Application of Legal Advice Privilege Clarified by the Court of Appeal

read time: 2 min
27.11.19

The Court of Appeal has recently provided useful clarification as to the application and endurance of legal advice privilege, particularly when there is no party in existence to assert it. 

Previously, in the decision of Garvin Trustees Ltd v The Pensions Regulator [2014] UKUT B8 the question had arisen as to whether a former director of a dissolved company was entitled to disclose legal advice that had been obtained by the company, or whether the privilege had to be maintained. The Upper Tribunal held that privilege is simply the right to resist the compulsory disclosure of evidence. On that basis, once the company had been dissolved, there was no party in existence able to exercise that right.

However, in Addlesee and others v Dentons Europe LLP [2019] EWCA Civ 1600 the Court of Appeal held that once a communication is privileged it will continue to be until that privilege is waived by a party entitled to do so.

The facts concerned a group of investors, led by Mr Addlesee, who brought a claim in excess of €6.5 million against Dentons Europe LLP for their role in the investor's loss of money as a result of a supposedly fraudulent investment scheme. Dentons had acted for a Cypriot company called Anabus Holdings Ltd, who had helped market the scheme, but had since been dissolved.
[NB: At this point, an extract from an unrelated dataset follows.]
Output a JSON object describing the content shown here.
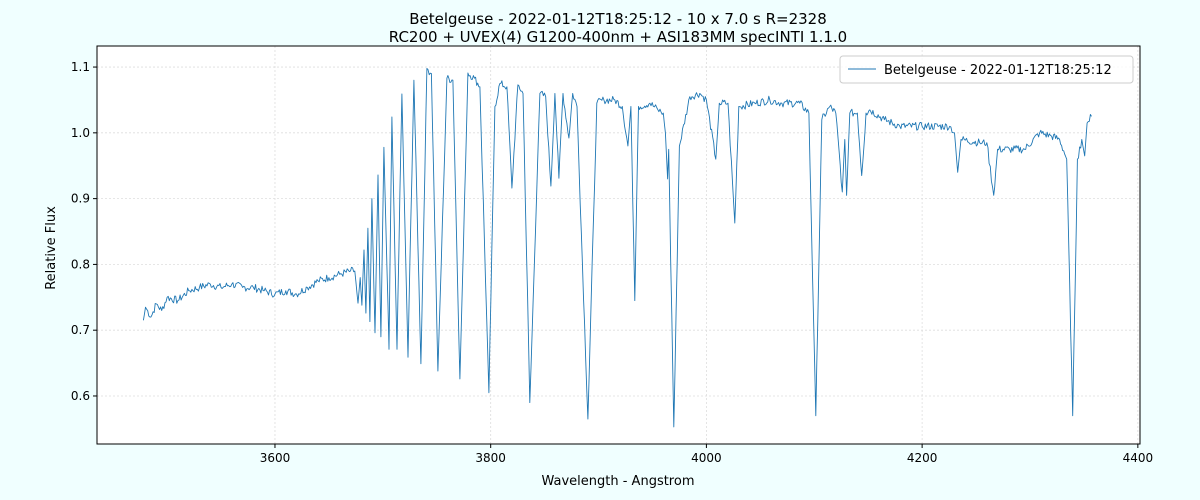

The claimants sought disclosure of documents in Dentons' client files that related to Anabus. On the basis of Garvin, they argued that as Anabus had been dissolved, there was no legal person entitled to assert the legal privilege, and it therefore ceased to exist.

At first instance, the High Court found that Garvin could be distinguished as a key element of that decision was that the company could no longer be restored to the register. In Addlesee, whilst the prospect of reinstatement was remote, it nevertheless remained. The High Court Master concluded that the right to legal privilege could only cease to exist when there was absolutely no prospect of it being enforced. The investors appealed.

The Court of Appeal considered the origins of legal advice privilege and the fact that it ensured that a person could consult their lawyer in confidence. LJ Lewison concluded that "it is thus the documents themselves that are privileged because of their nature; and only voluntary production that destroys that privilege". On that basis, if there exists no party to waive the right (and it has not already been waived) then it will exist in perpetuity.

The appeal was dismissed and Garvin has now been overruled with the focus squarely on whether the legal advice privilege has been waived The decision supports the concept of legal advice privilege, and seeks to remind parties of its significance.